After menopause, nitric oxide production drops and oxidative damage increases. Without estrogen’s protective effect, free radicals degrade the nitric oxide that is produced, causing blood vessels to constrict more easily. This is a key reason why susceptibility to high blood pressure increases at the menopausal transition. The shift doesn’t cause immediate heart disease, but it removes a layer of protection that had been operating quietly for decades.
Why Hot Flashes Happen
Hot flashes are one of the most recognizable symptoms of falling estrogen, and they originate in the brain’s temperature control center, the hypothalamus. Estrogen normally helps regulate a group of neurons there that influence how your body manages heat. These neurons use a signaling molecule called neurokinin B (NKB) to communicate with other brain regions controlling blood vessel dilation in the skin.
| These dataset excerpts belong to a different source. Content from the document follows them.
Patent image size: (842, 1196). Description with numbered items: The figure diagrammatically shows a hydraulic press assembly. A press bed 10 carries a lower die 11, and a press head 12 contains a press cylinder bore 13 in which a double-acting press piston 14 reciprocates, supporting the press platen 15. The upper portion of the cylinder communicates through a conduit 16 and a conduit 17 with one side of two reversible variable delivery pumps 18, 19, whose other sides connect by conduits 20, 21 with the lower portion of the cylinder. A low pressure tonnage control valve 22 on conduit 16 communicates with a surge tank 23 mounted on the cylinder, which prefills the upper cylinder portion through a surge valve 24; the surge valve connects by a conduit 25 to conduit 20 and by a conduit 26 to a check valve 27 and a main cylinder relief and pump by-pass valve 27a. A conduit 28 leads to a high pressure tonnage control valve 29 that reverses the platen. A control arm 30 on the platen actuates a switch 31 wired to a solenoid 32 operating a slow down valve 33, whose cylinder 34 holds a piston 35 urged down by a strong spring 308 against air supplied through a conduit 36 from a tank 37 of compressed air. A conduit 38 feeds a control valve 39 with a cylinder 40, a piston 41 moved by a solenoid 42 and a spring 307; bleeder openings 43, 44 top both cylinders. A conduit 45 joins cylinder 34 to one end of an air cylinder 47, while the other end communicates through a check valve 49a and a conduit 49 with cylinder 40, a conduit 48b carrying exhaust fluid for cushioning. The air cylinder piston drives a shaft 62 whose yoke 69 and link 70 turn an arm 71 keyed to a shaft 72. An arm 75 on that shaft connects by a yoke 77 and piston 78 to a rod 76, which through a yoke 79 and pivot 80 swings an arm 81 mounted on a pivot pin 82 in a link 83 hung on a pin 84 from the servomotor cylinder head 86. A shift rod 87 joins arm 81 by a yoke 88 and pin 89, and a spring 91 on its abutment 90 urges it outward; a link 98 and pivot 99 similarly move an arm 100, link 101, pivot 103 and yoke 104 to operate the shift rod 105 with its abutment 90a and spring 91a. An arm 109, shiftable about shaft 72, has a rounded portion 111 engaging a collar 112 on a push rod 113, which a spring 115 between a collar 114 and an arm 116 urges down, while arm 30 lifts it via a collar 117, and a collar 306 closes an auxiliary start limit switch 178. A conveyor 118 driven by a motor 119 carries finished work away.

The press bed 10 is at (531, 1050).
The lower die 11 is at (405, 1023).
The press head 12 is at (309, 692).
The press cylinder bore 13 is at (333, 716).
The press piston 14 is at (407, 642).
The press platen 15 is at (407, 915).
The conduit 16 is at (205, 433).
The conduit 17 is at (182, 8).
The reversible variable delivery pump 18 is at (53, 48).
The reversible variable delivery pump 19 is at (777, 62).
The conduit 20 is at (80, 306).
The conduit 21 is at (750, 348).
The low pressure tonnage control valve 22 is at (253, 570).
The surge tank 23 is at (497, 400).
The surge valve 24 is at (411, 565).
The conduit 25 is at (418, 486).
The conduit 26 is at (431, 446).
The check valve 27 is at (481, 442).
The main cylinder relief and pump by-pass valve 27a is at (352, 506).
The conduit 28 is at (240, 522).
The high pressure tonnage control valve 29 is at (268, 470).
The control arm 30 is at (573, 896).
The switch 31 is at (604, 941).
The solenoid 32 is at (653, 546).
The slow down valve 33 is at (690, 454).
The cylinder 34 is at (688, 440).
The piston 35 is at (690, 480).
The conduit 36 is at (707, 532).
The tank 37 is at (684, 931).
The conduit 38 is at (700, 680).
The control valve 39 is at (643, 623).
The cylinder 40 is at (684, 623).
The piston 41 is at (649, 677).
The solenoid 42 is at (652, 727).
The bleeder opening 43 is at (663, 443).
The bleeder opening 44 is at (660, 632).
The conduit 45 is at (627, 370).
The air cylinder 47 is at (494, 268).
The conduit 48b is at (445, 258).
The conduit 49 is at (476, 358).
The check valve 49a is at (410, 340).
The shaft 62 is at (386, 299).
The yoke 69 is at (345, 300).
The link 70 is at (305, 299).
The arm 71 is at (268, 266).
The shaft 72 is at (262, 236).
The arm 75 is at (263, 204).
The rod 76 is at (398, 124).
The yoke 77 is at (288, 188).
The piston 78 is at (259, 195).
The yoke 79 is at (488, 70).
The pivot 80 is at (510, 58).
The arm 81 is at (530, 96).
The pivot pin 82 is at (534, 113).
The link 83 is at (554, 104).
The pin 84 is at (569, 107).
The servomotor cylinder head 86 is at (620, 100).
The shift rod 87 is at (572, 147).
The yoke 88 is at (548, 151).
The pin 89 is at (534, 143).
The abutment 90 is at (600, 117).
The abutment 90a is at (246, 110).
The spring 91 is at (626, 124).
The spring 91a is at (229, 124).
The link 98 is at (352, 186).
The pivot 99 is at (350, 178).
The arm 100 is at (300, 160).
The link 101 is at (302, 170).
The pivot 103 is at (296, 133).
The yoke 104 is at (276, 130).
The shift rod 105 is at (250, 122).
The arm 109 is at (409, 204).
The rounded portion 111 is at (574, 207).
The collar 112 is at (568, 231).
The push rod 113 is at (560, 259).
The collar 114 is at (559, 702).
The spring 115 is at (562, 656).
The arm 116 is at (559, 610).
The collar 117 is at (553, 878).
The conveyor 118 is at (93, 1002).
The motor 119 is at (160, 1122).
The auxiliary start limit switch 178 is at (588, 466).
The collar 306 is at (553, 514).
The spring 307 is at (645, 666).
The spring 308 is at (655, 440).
When estrogen is present, it suppresses the activity of these neurons, keeping the thermostat stable. When estrogen drops, the neurons become overactive, sending inappropriate signals that trigger sudden heat dissipation: blood vessels in the skin dilate, you flush, you sweat, and your core temperature actually dips slightly afterward. This isn’t a malfunction of the skin or the blood vessels. It’s a miscalibration in the brain, driven by the loss of estrogen’s calming influence on a very specific neural circuit. Researchers have confirmed this by showing that injecting NKB into healthy women can artificially induce hot flashes, and that drugs blocking NKB receptors substantially reduce them.
Changes in the Urinary and Vaginal Tissues
The vagina, vulva, urethra, and bladder all contain estrogen receptors, and they depend on estrogen to maintain their normal structure and function. Estrogen keeps these tissues thick, elastic, well-lubricated, and supplied with healthy blood flow. It also supports the population of beneficial bacteria (lactobacilli) that maintain an acidic vaginal pH below 4.5, which protects against infections.
When estrogen declines, these tissues thin and lose elasticity. Collagen content drops. The vaginal lining becomes fragile and more easily irritated, and natural lubrication decreases. The pH rises above 5, creating an environment where infections, both vaginal and urinary, become more common. Over time, the physical changes can include loss of the natural folds (rugae) of the vaginal wall, narrowing of the vaginal opening, and changes to the urethra that make it more vulnerable to irritation. Unlike hot flashes, which often improve with time, these tissue changes tend to be progressive and typically don’t resolve on their own without treatment.
The Timeline of Decline
Estrogen doesn’t vanish overnight. The decline typically begins in the mid-to-late 40s during perimenopause, a phase that lasts an average of four to eight years. During this time, estrogen levels can swing unpredictably, sometimes spiking higher than normal before crashing. The average age of natural menopause globally is about 48.8 years, though in the U.S. and other developed countries it trends closer to 50 and has been gradually rising over the past several decades. Between the early 1960s and 2018, the average age at natural menopause in the U.S. increased by about 1.5 years.
After menopause is confirmed (12 consecutive months without a period), estradiol levels settle at their new low baseline and remain there. The body adapts to some degree: many symptoms like hot flashes diminish over years as the brain recalibrates to the new hormonal environment. But the structural consequences of low estrogen in bone, cardiovascular, and genitourinary tissues continue to accumulate with time.